Information-Regularized Constrained Inversion for Stable Avatar Editing from Sparse Supervision
This addresses the challenge of stable avatar editing for applications in animation and virtual reality, though it appears incremental as it builds on existing avatar reconstruction methods.
The paper tackles the problem of identity leakage and temporal flicker when editing animatable human avatars from sparse supervision like a few edited keyframes, by proposing a conditioning-guided framework that performs editing as constrained inversion in a structured latent space, resulting in improved stability under limited supervision.

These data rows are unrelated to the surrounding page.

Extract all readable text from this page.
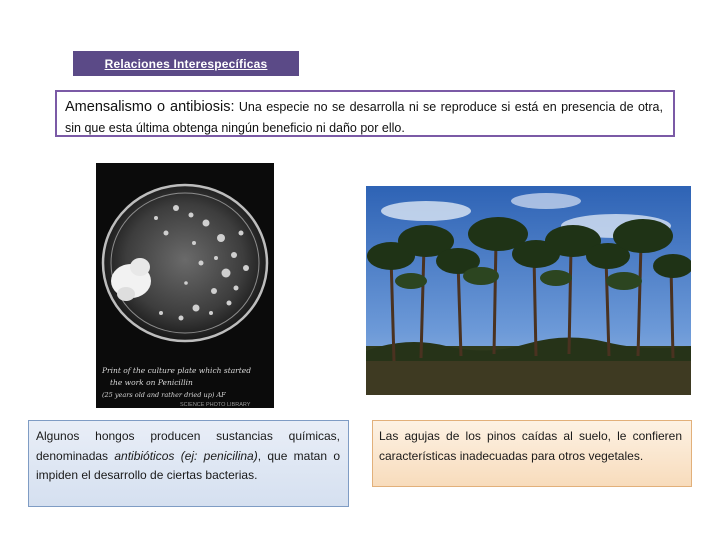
Relaciones Interespecíficas
Amensalismo o antibiosis: Una especie no se desarrolla ni se reproduce si está en presencia de otra, sin que esta última obtenga ningún beneficio ni daño por ello.
Print of the culture plate which started
the work on Penicillin
(25 years old and rather dried up) AF
SCIENCE PHOTO LIBRARY
Algunos hongos producen sustancias químicas, denominadas antibióticos (ej: penicilina), que matan o impiden el desarrollo de ciertas bacterias.
Las agujas de los pinos caídas al suelo, le confieren características inadecuadas para otros vegetales.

Editing animatable human avatars typically relies on sparse supervision, often a few edited keyframes, yet naively fitting a reconstructed avatar to these edits frequently causes identity leakage and pose-dependent temporal flicker. We argue that these failures are best understood as an ill-conditioned inversion: the available edited constraints do not sufficiently determine the latent directions responsible for the intended edit. We propose a conditioning-guided edited reconstruction framework that performs editing as a constrained inversion in a structured avatar latent space, restricting updates to a low-dimensional, part-specific edit subspace to prevent unintended identity changes. Crucially, we design the editing constraints during inversion by optimizing a conditioning objective derived from a local linearization of the full decoding-and-rendering pipeline, yielding an edit-subspace information matrix whose spectrum predicts stability and drives frame reweighting / keyframe activation. The resulting method operates on small subspace matrices and can be implemented efficiently (e.g., via Hessian-vector products), and improves stability under limited edited supervision.